ASSJA.
By Ivan Tourguéneff.
I was then twenty-five years old, began N. N. As you see, the story is of days long past. I was absolutely my own master, and was making a foreign tour, not to "finish my education," as the phrase is nowadays, but to look about me in the world a little. I was healthy, young, light-hearted; I had plenty of money and as yet no cares; I lived in the present and did precisely as I wished; in one word, life was in full flower with me. It did not occur to me that man is not like a plant, and that his time of bloom is but once. Youth eats its gilded gingerbread, and thinks that is to be its daily food; but the time comes when one longs in vain for a bit of dry bread. But it is not worth while to speak of that.
I was travelling without aim or plan: made stops wherever it pleased me, and went on whenever I felt the need of seeing fresh faces—especially faces. Men interested me above all things. I detested monuments, collections of curiosities. The mere sight of a guide roused in me feelings of weariness and fury. In the Dresden "Grüne Gewölbe" I nearly lost my wits. Nature made a powerful impression upon me; but I did not love her so-called beauties—her mighty hills, her crags and torrents. I did not like to have them take possession of me and disturb my tranquillity. Faces, on the contrary—living, earthly faces, men's talk, laughter, movements—I could not do without. In the midst of a crowd I was always particularly gay and at my ease. It gave me real pleasure merely to go where others went, to shout when others shouted, and at the same time to observe how these others shouted. It pleased me to observe men—yes, I did not observe them merely; I studied them with a delighted and insatiable curiosity. But I am digressing again.

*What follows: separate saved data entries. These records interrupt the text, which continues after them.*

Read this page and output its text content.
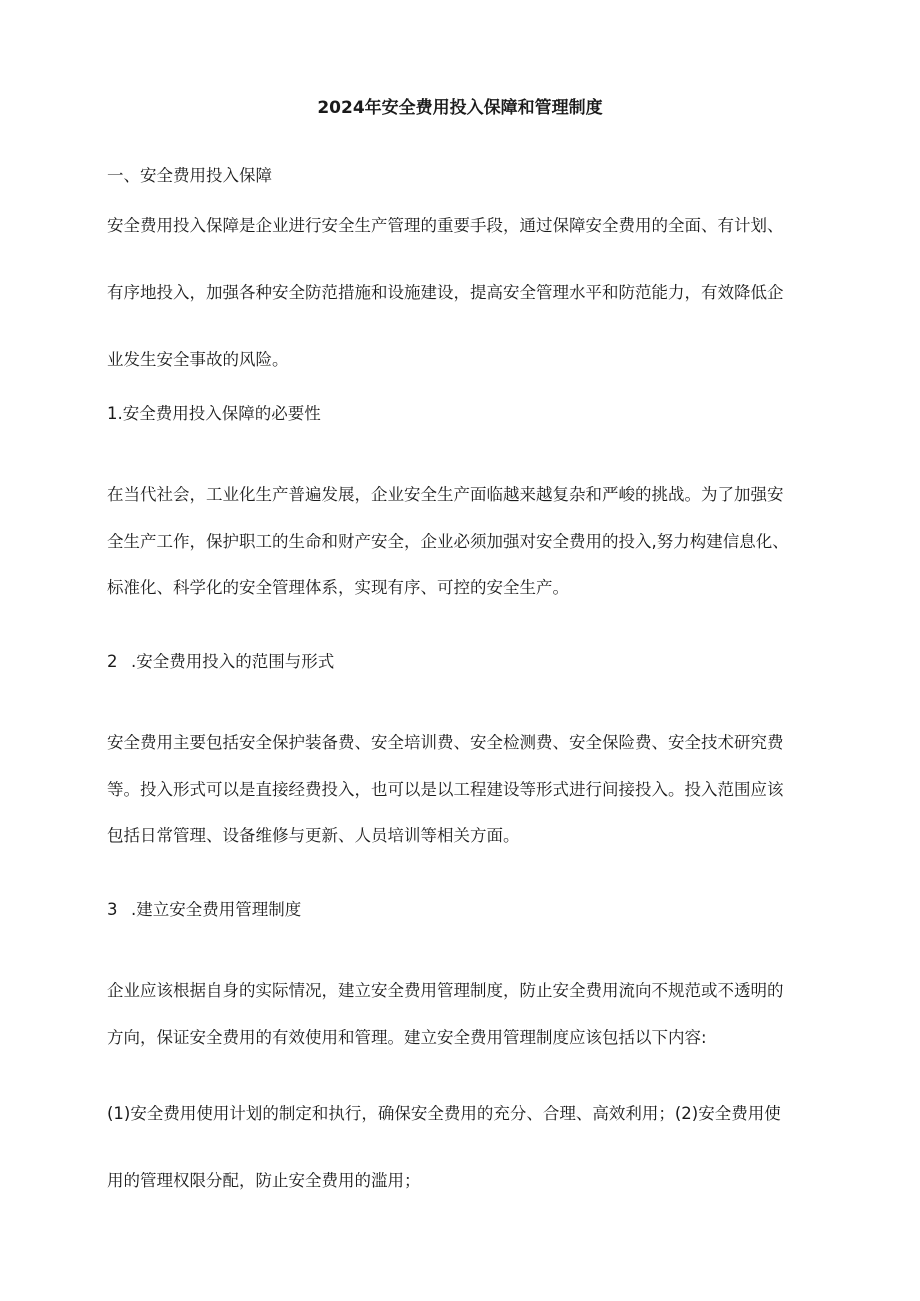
2024年安全费用投入保障和管理制度
一、安全费用投入保障
安全费用投入保障是企业进行安全生产管理的重要手段，通过保障安全费用的全面、有计划、
有序地投入，加强各种安全防范措施和设施建设，提高安全管理水平和防范能力，有效降低企
业发生安全事故的风险。
1.安全费用投入保障的必要性
在当代社会，工业化生产普遍发展，企业安全生产面临越来越复杂和严峻的挑战。为了加强安
全生产工作，保护职工的生命和财产安全，企业必须加强对安全费用的投入,努力构建信息化、
标准化、科学化的安全管理体系，实现有序、可控的安全生产。
2 .安全费用投入的范围与形式
安全费用主要包括安全保护装备费、安全培训费、安全检测费、安全保险费、安全技术研究费
等。投入形式可以是直接经费投入，也可以是以工程建设等形式进行间接投入。投入范围应该
包括日常管理、设备维修与更新、人员培训等相关方面。
3 .建立安全费用管理制度
企业应该根据自身的实际情况，建立安全费用管理制度，防止安全费用流向不规范或不透明的
方向，保证安全费用的有效使用和管理。建立安全费用管理制度应该包括以下内容:
(1)安全费用使用计划的制定和执行，确保安全费用的充分、合理、高效利用；(2)安全费用使
用的管理权限分配，防止安全费用的滥用；
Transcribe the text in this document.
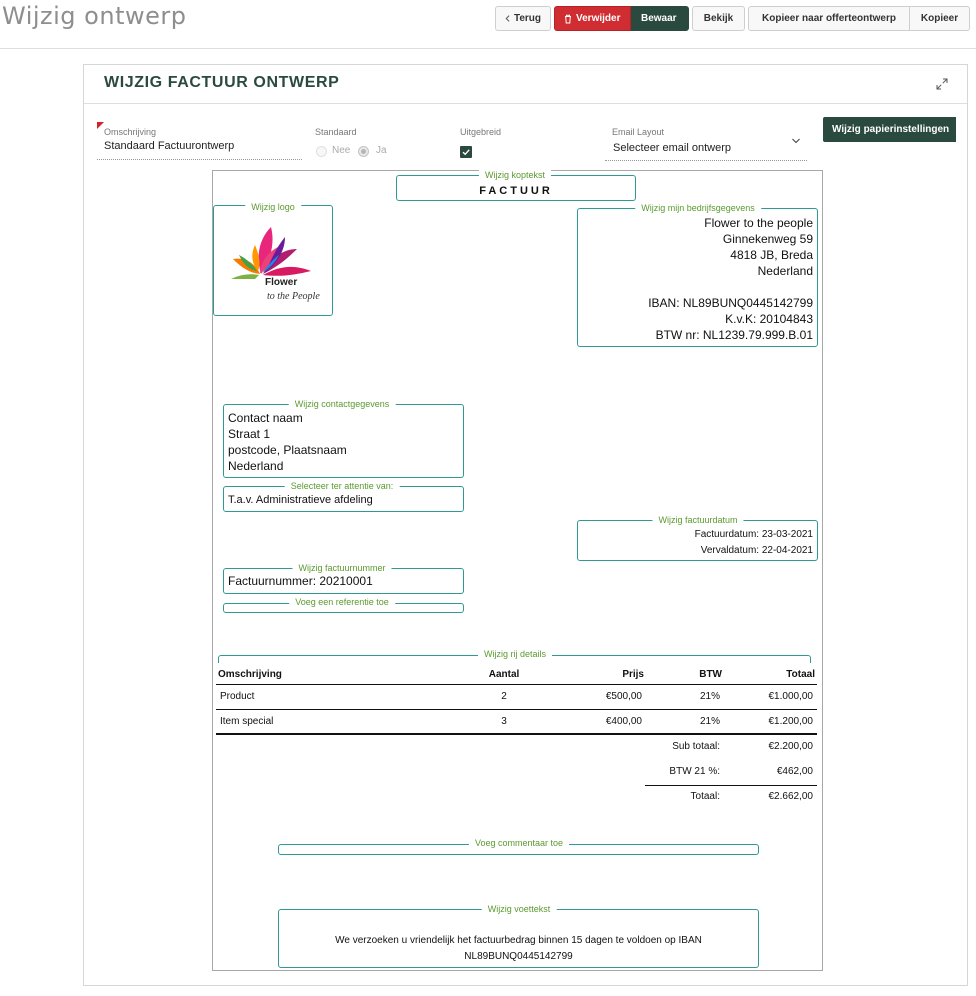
Wijzig ontwerp	Terug	Verwijder Bewaar	Bekijk	Kopieer naar offerteontwerp Kopieer
WIJZIG FACTUUR ONTWERP
Omschrijving
Standaard Factuurontwerp
Standaard
Nee	Ja
Uitgebreid	Email Layout
Selecteer email ontwerp
Wijzig papierinstellingen
Wijzig koptekst
FACTUUR
Wijzig logo
Flower
to the People
Wijzig mijn bedrijfsgegevens
Flower to the people
Ginnekenweg 59
4818 JB, Breda
Nederland
IBAN: NL89BUNQ0445142799
K.v.K: 20104843
BTW nr: NL1239.79.999.B.01
Wijzig contactgegevens
Contact naam
Straat 1
postcode, Plaatsnaam
Nederland
Selecteer ter attentie van:
T.a.v. Administratieve afdeling
Wijzig factuurdatum
Factuurdatum: 23-03-2021
Vervaldatum: 22-04-2021
Wijzig factuurnummer
Factuurnummer: 20210001
Voeg een referentie toe
Wijzig rij details
Voeg commentaar toe
Wijzig voettekst
We verzoeken u vriendelijk het factuurbedrag binnen 15 dagen te voldoen op IBAN
NL89BUNQ0445142799
Omschrijving	Aantal	Prijs	BTW	Totaal
Product	2	€500,00	21%	€1.000,00
Item special	3	€400,00	21%	€1.200,00
Sub totaal:	€2.200,00
BTW 21 %:	€462,00
Totaal:	€2.662,00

Twenty years ago, then, I was living in the little German town of S——, on the left bank of the Rhine. I sought solitude. I had been wounded to the heart by a young widow whose acquaintance I had made at a watering-place. She was extremely pretty and vivacious, flirted with everybody—alas! with me also, poor rustic! At first she had lifted me to the skies, but soon plunged me in despair when she sacrificed me to a rosy-cheeked lieutenant from Bavaria. Seriously speaking, the wound in my heart was not very deep; but I considered it my duty to give myself for a time to melancholy and retirement—what pleasure youth finds in these!—and accordingly settled myself in S——.
This little town had attracted me by its position at the foot of high hills, by its old walls and towers, its hundred-year-old diadems, its steep bridges over the clear little brook which flowed into the Rhine, but above all by its good wine. And after sunset—it was in June—the loveliest of fair-haired Rhineland girls sauntered through the narrow streets and cried, "Good evening!" in their sweet tones to the stranger whom they met, some of them even lingering still when the moon rose behind the peaked roofs of the old houses, and the little stones of the pavement showed distinctly in her steady light. Then I delighted in strolling about the old town. The moon seemed to look down benignly from a cloudless sky, and the town received this glance and lay peacefully there wrapped in sleep and veiled in moonbeams—the light that at once soothes and vaguely stirs the soul. The weathercock upon the high, sharp spire gleamed in dull gold; long gleams of gold quivered on the dark surface of the stream; some dim lights—O thrifty German folk!—burned here and there in the small windows under the slated roofs; the vines stretched out mysterious fingers from the walls; something stirred perhaps in the shadow of the fountain in the little three-cornered market-place; suddenly the sleepy cry of the watchman sounded; then a good-natured dog growled in an undertone; and the air kissed the brow so softly, and the lindens smelled so sweet, that the breast involuntarily heaved quicker, and the word "Gretchen" rose to the lips, half a cry, half question.
This little town of S—— lies about two versts from the Rhine. I went often to look at the majestic river, and would sit for hours upon a stone bench under a lonely, large oak, thinking, not without a certain exertion, of my faithless widow. A little statue of the Virgin, with a red heart pierced with swords upon her breast, looked sadly out from the leaves. On the opposite bank lay the town of L——, somewhat larger than the one in which I had established myself. One evening I was sitting in my favorite spot, looking in turn at the stream, the sky, and the vineyards. Before me some white-hooded urchins were climbing over the sides of a boat that was drawn up on the shore and lay there keel upward. Little skiffs with sails hardly swollen passed slowly along; green waves slid by with a gentle, rushing sound. All at once strains of music greeted my ears. I listened. They were playing a waltz in L——. The double bass grumbled out its broken tones, the violins rang clear between, the flutes trilled noisily.
"What is that?" I asked an old man who approached me dressed in a plush waistcoat, blue stockings, and shoes with buckles.
"That?" he replied, shifting his pipe from one corner of his mouth to the other. "Those are the students who have come from B—— to the Commers."